Related to the revenue opportunity, a 2023 Harvard Business Review study found "organizations that do this (sustainability) well will reap the rewards.”

“Take our findings among grocery stores as an example,” the study said. “Publix, one of the largest-volume supermarket chains in the U.S., ranks first in customer trust of 11 peer grocery brands in our TrustID dataset, with humanity and transparency scores that are 75 percent and 47 percent higher than the number-two player, respectively. This difference is even more pronounced with Gen Z and millennial customers, who score Publix as 83 percent and 95 percent higher than the number-two player, respectively. As a result, trusting customers are 54 percent more likely to purchase from Publix than from competitors. And this is even more pronounced with Gen Z and millennial customers, who are 162 percent more likely to purchase from Publix than from competitors."
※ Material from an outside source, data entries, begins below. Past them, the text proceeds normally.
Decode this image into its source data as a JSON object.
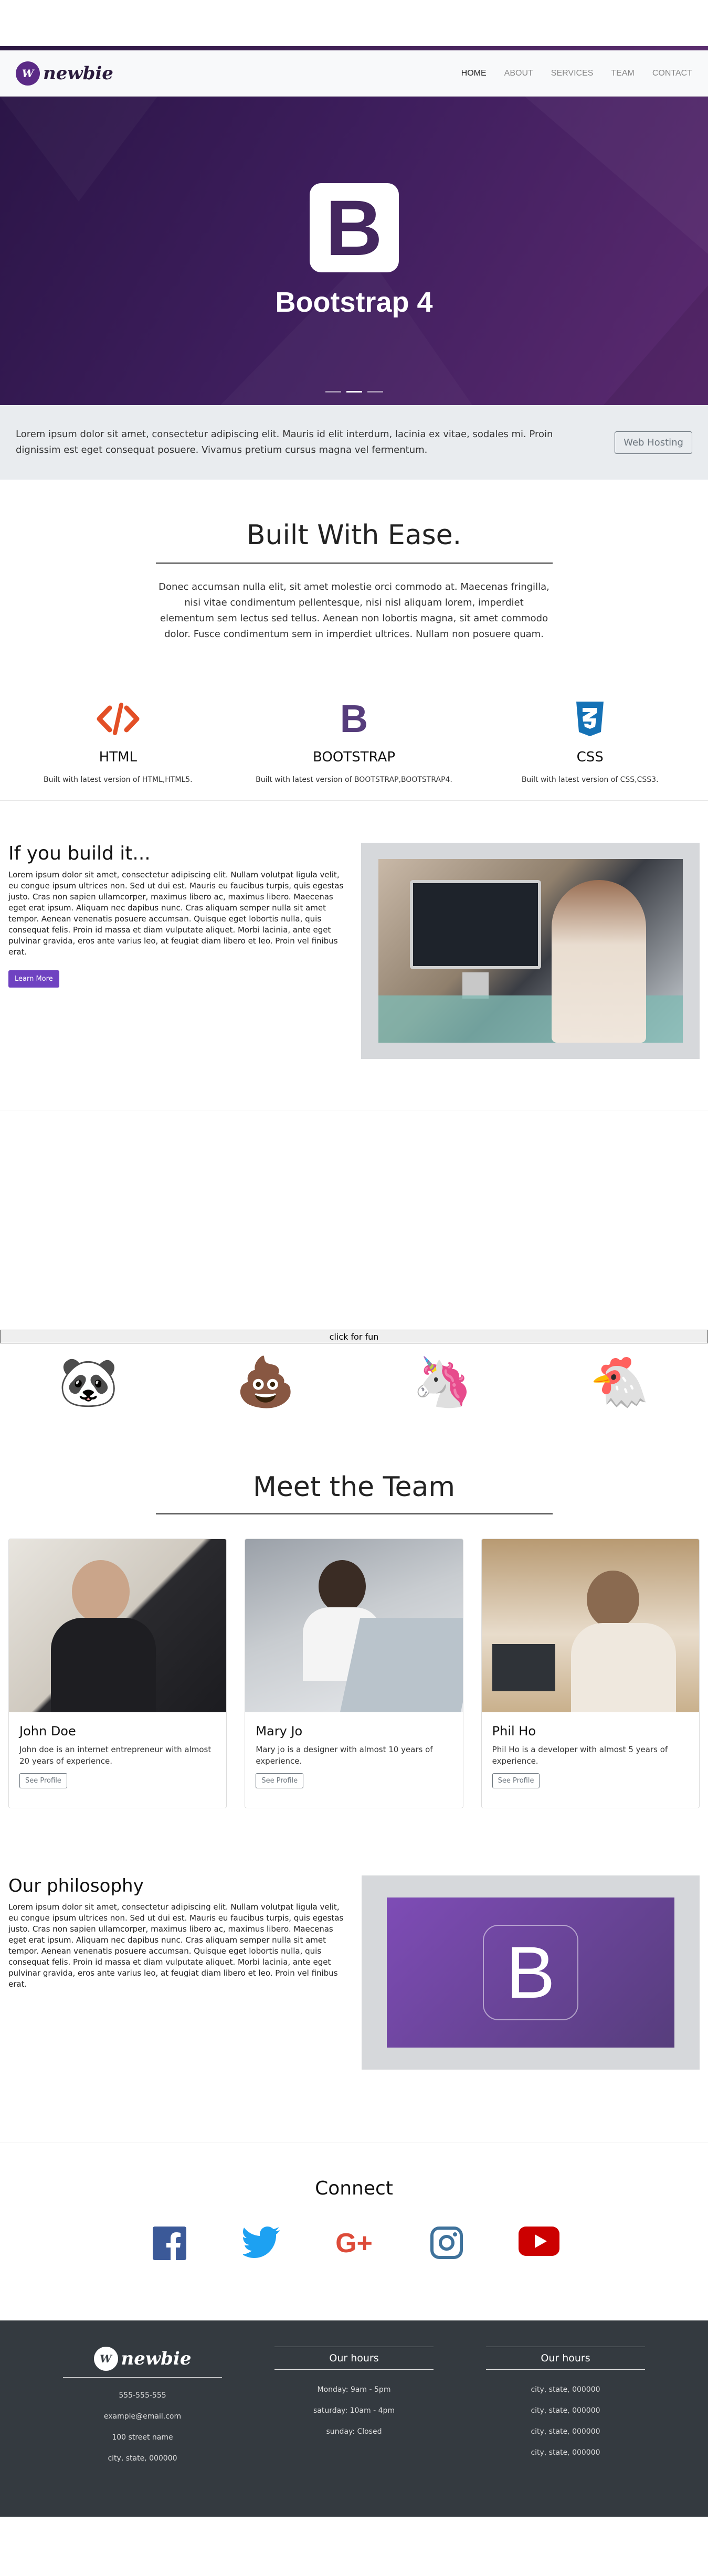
{
  "nav": {
    "logo_badge": "W",
    "logo_text": "newbie",
    "links": [
      "HOME",
      "ABOUT",
      "SERVICES",
      "TEAM",
      "CONTACT"
    ]
  },
  "hero": {
    "tile_letter": "B",
    "title": "Bootstrap 4"
  },
  "jumbotron": {
    "text": "Lorem ipsum dolor sit amet, consectetur adipiscing elit. Mauris id elit interdum, lacinia ex vitae, sodales mi. Proin dignissim est eget consequat posuere. Vivamus pretium cursus magna vel fermentum.",
    "button": "Web Hosting"
  },
  "built": {
    "title": "Built With Ease.",
    "text": "Donec accumsan nulla elit, sit amet molestie orci commodo at. Maecenas fringilla, nisi vitae condimentum pellentesque, nisi nisl aliquam lorem, imperdiet elementum sem lectus sed tellus. Aenean non lobortis magna, sit amet commodo dolor. Fusce condimentum sem in imperdiet ultrices. Nullam non posuere quam.",
    "features": [
      {
        "icon": "html5-code-icon",
        "title": "HTML",
        "text": "Built with latest version of HTML,HTML5."
      },
      {
        "icon": "bootstrap-icon",
        "title": "BOOTSTRAP",
        "text": "Built with latest version of BOOTSTRAP,BOOTSTRAP4."
      },
      {
        "icon": "css3-icon",
        "title": "CSS",
        "text": "Built with latest version of CSS,CSS3."
      }
    ],
    "colors": {
      "html": "#e34f26",
      "bootstrap": "#563d7c",
      "css": "#1572b6"
    }
  },
  "build": {
    "title": "If you build it...",
    "text": "Lorem ipsum dolor sit amet, consectetur adipiscing elit. Nullam volutpat ligula velit, eu congue ipsum ultrices non. Sed ut dui est. Mauris eu faucibus turpis, quis egestas justo. Cras non sapien ullamcorper, maximus libero ac, maximus libero. Maecenas eget erat ipsum. Aliquam nec dapibus nunc. Cras aliquam semper nulla sit amet tempor. Aenean venenatis posuere accumsan. Quisque eget lobortis nulla, quis consequat felis. Proin id massa et diam vulputate aliquet. Morbi lacinia, ante eget pulvinar gravida, eros ante varius leo, at feugiat diam libero et leo. Proin vel finibus erat.",
    "button": "Learn More"
  },
  "fun": {
    "button": "click for fun",
    "emojis": [
      "🐼",
      "💩",
      "🦄",
      "🐔"
    ]
  },
  "team": {
    "title": "Meet the Team",
    "members": [
      {
        "name": "John Doe",
        "bio": "John doe is an internet entrepreneur with almost 20 years of experience.",
        "button": "See Profile"
      },
      {
        "name": "Mary Jo",
        "bio": "Mary jo is a designer with almost 10 years of experience.",
        "button": "See Profile"
      },
      {
        "name": "Phil Ho",
        "bio": "Phil Ho is a developer with almost 5 years of experience.",
        "button": "See Profile"
      }
    ]
  },
  "philosophy": {
    "title": "Our philosophy",
    "text": "Lorem ipsum dolor sit amet, consectetur adipiscing elit. Nullam volutpat ligula velit, eu congue ipsum ultrices non. Sed ut dui est. Mauris eu faucibus turpis, quis egestas justo. Cras non sapien ullamcorper, maximus libero ac, maximus libero. Maecenas eget erat ipsum. Aliquam nec dapibus nunc. Cras aliquam semper nulla sit amet tempor. Aenean venenatis posuere accumsan. Quisque eget lobortis nulla, quis consequat felis. Proin id massa et diam vulputate aliquet. Morbi lacinia, ante eget pulvinar gravida, eros ante varius leo, at feugiat diam libero et leo. Proin vel finibus erat.",
    "logo_letter": "B"
  },
  "connect": {
    "title": "Connect",
    "icons": [
      "facebook-icon",
      "twitter-icon",
      "google-plus-icon",
      "instagram-icon",
      "youtube-icon"
    ],
    "colors": {
      "facebook": "#3b5998",
      "twitter": "#1da1f2",
      "google": "#dd4b39",
      "instagram": "#3f729b",
      "youtube": "#cc0000"
    }
  },
  "footer": {
    "logo_badge": "W",
    "logo_text": "newbie",
    "contact": [
      "555-555-555",
      "example@email.com",
      "100 street name",
      "city, state, 000000"
    ],
    "hours_title": "Our hours",
    "hours": [
      "Monday: 9am - 5pm",
      "saturday: 10am - 4pm",
      "sunday: Closed"
    ],
    "col3_title": "Our hours",
    "col3": [
      "city, state, 000000",
      "city, state, 000000",
      "city, state, 000000",
      "city, state, 000000"
    ]
  }
}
Traceability in seafood involves the entire supply chain – factory trawlers in the wild-caught space or from aquaculture facilities for farmed seafood – and increasingly involves all aspects of the value chain as well; for example, trawler emissions, pharmaceuticals, feed used in aquaculture operations, packaging, and wages paid to employees for example. Traceability in seafood has also begun to be seen as a process that has the potential to streamline data collection for seafood companies focused on both regulation and certification – for instance, the FDA FSMA rule, Marine Stewardship Council, Aquaculture Stewardship Councill, local regulations for products farmed or caught internationally and shipped to the U.S. for consumption. A whole book could be written on the topic of the proliferation of standards in the seafood space globally, but the headline here is about the value of a single engine that can collect multiple data points in parallel.

Traceability in Seafood

Lastly is the topic of seafood in comparison to other industries in the traceability space. From my perspective, while seafood undoubtedly benefits from inclusion in regulations that include many verticals (e.g., EUDR and FSMA), seafood also seems to benefit from being a category that consumers are focused on more than others. Consumers are very aware of the impact overfishing has on the environment and are well-read on the topic of mislabeling in seafood. The dynamic seems to be that for many years seafood has been a “healthy” alternative to other protein groups, and recent publicity around quality and labeling issues seems to have generated an overweighted response from consumers demanding a “cleaner” supply chain, which in turn is pushing the industry in a positive direction.

Traceability is without question one of the hottest supply chain trends in the world today, and related regulations are enabling the injection of new value into value chains that people and planet need desperately. From a food perspective, seafood arguably has taken a lead role in thinking about this in a “whole product” way, looking at the entire value chain rather than simply linear movement of goods. In doing so, the seafood industry has taken steps to create a model that delivers what consumers want and at the same time leveraging the data collection process to run better supply chains and better overall enterprises. While the percentage of seafood companies investing in traceability is small, it is growing and it is accelerating faster than in other sectors.